Science reports that while a paper with such “large brushstrokes” is always going to be looked at leerily by scientists, the sheer amount of data the paper synthesized had a way of convincing Melinda Yang, a geneticist at the University of Richmond, into agreeing that the hypothesis lines up.
But where exactly does one go to look for the origins, through all the tumult of human history, of the first spread of language in a landmass the size of Eurasia? The researchers, led by Martine Robbeets from the Max Planck Institute for the Science of Human History, decided to look at simple archaic words like “field” and “pig” across the history of the major component language families and all their offshoots.
The millet-man march
The idea that Trans-Eurasian even existed, much less that it came from millet farmers, was disputed before the paper began. Almost 80 languages would fall under its umbrella under the latest count, and some linguists feel there’s no need to trace them to a single source, though when it’s been done in the past, it’s how most things were spread across this vast spine of Asia, through pastoralists.
Teaming up with linguists from the represented countries, the authors built their hypothesized Proto Trans-Eurasian and found that it went back about 9,200 years ago and that its earliest uses contained many similarities between the small words associated with growing and harvesting a grain known as “broomcorn millet.” This included 98 languages, and 254 words.

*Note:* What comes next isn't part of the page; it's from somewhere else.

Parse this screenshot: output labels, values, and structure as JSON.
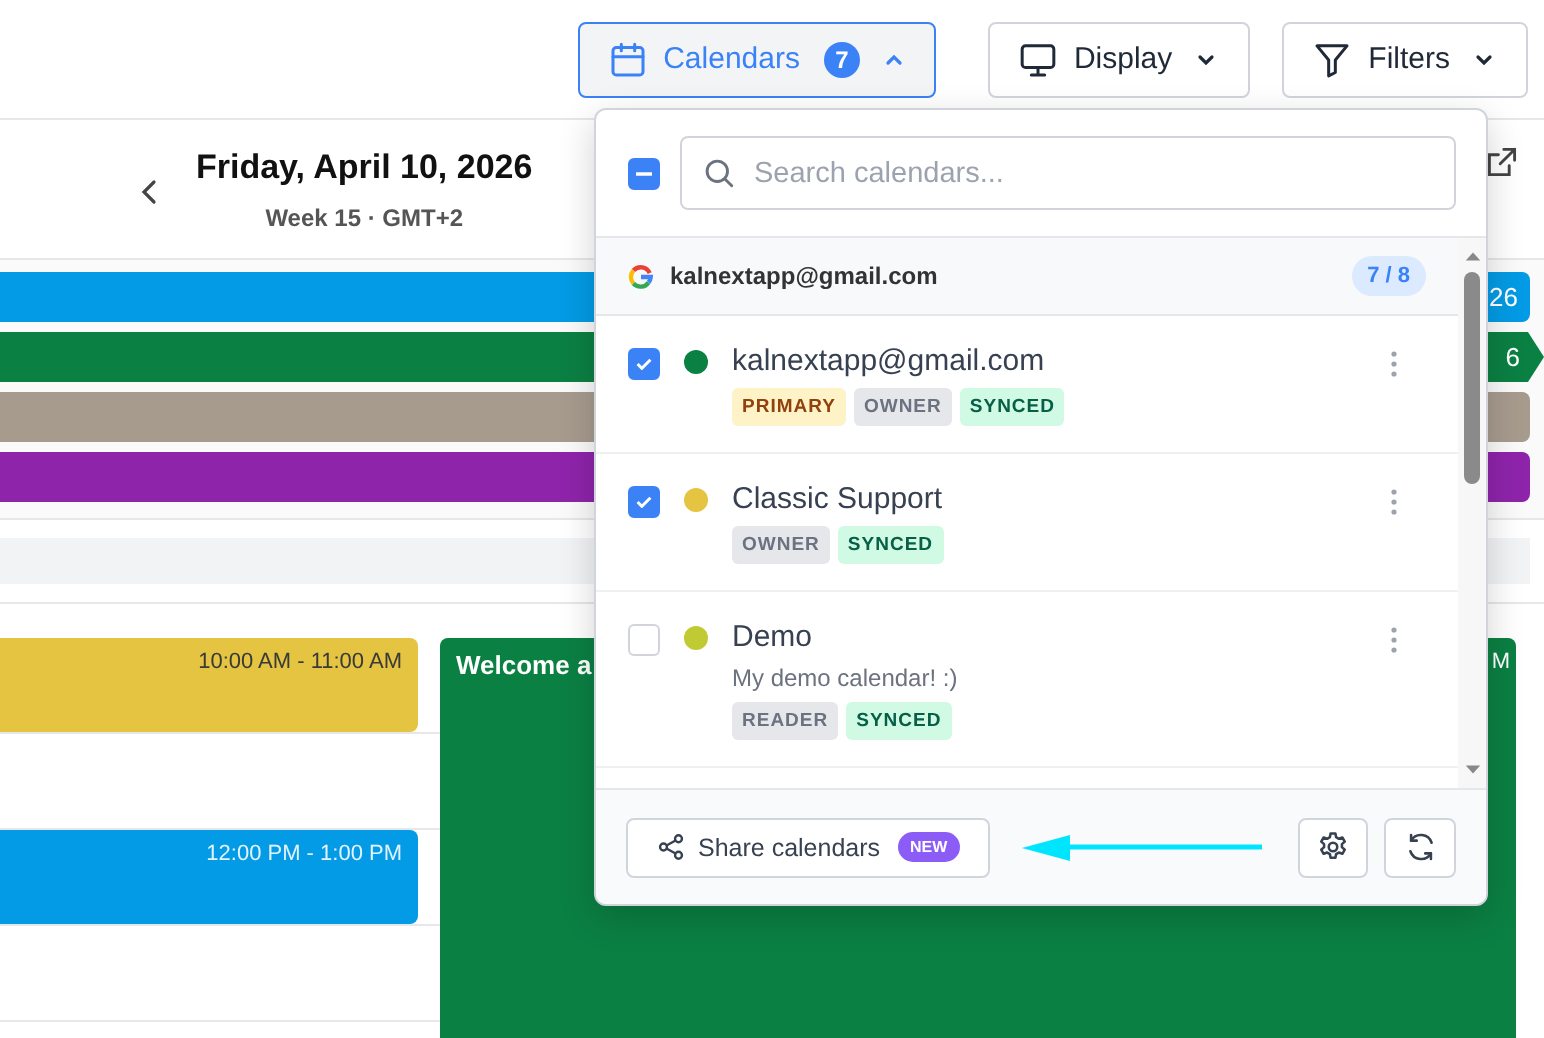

Next, archeologists looked at 255 sites across the proposed language family tree countries, with dates ranging from 8,500 to 2,000 years ago, and found that from the Liao Valley in Northeast China, styles in pottery, burials, and the use of agricultural plants, tended to spread out over time along the same paths, and at the same speed, as the use of the examined words.

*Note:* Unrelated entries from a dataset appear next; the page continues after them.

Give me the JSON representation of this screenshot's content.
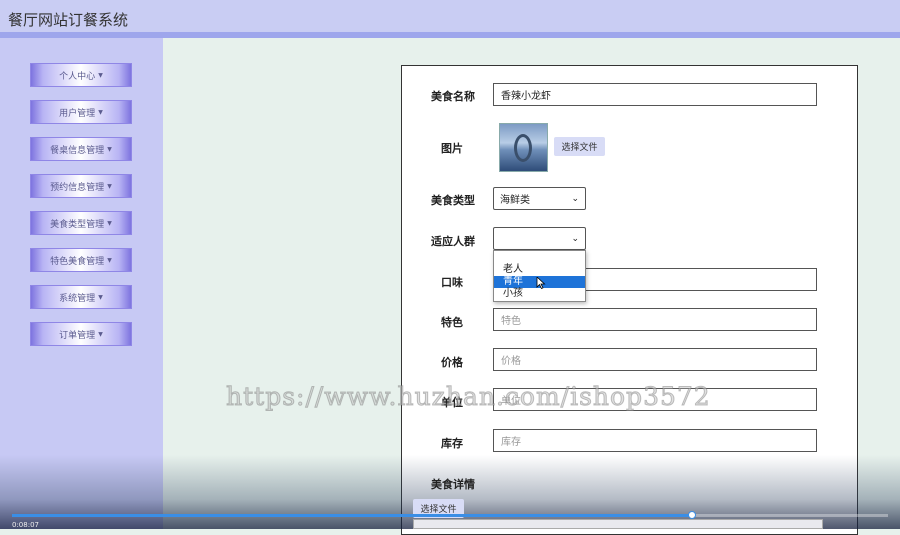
{
  "app": {
    "title": "餐厅网站订餐系统"
  },
  "sidebar": {
    "items": [
      {
        "label": "个人中心"
      },
      {
        "label": "用户管理"
      },
      {
        "label": "餐桌信息管理"
      },
      {
        "label": "预约信息管理"
      },
      {
        "label": "美食类型管理"
      },
      {
        "label": "特色美食管理"
      },
      {
        "label": "系统管理"
      },
      {
        "label": "订单管理"
      }
    ],
    "caret": "▼"
  },
  "form": {
    "name": {
      "label": "美食名称",
      "value": "香辣小龙虾"
    },
    "image": {
      "label": "图片",
      "button": "选择文件"
    },
    "type": {
      "label": "美食类型",
      "value": "海鲜类"
    },
    "audience": {
      "label": "适应人群",
      "value": "",
      "options": [
        "老人",
        "青年",
        "小孩"
      ],
      "highlighted": "青年"
    },
    "taste": {
      "label": "口味",
      "placeholder": ""
    },
    "feature": {
      "label": "特色",
      "placeholder": "特色"
    },
    "price": {
      "label": "价格",
      "placeholder": "价格"
    },
    "unit": {
      "label": "单位",
      "placeholder": "单位"
    },
    "stock": {
      "label": "库存",
      "placeholder": "库存"
    },
    "detail": {
      "label": "美食详情",
      "upload_button": "选择文件"
    }
  },
  "watermark": "https://www.huzhan.com/ishop3572",
  "video": {
    "time": "0:08:07",
    "progress": 0.776
  },
  "colors": {
    "sidebar_bg": "#c7c9f4",
    "topbar_bg": "#c9cdf3",
    "content_bg": "#e7f1ec",
    "selected_option": "#1e73d8"
  }
}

Finally, and for the most controversial part of their work, geneticists used DNA from the bones of 23 individuals living between 300 and 9,000 years ago and used a computer algorithm to predict how they might relate to each other and compared to a sample of 2,000 modern-day inhabitants of the related countries. The algorithm presented a common ancestor in or around the Liao Valley.
“It’s convincing,” Peter Bellwood told Science, an archaeologist at Australian National University who wasn’t involved with the work. “Languages don’t just go wandering off by themselves; they expand because the people who speak those languages spread”.
Broomcorn millet of all the grains in the world can produce the most grains from the fewest units of water, and it grows along a very short life cycle: about 60-days from sowing to harvest. It would give people a strong staple food source that wouldn’t involve heavy irrigation; a challenging feet before many, even ancient forms of irrigation, had been invented.
“Bringing together the spatiotemporal and subsistence patterns, we find clear links between the three disciplines (of archeology, linguistics, and genealogy)” the authors write. “The onset of millet cultivation in the West Liao region around the ninth millennium BCE can be associated with substantial related ancestry, and overlaps in time and space with the ancestral Transeurasian speech community.”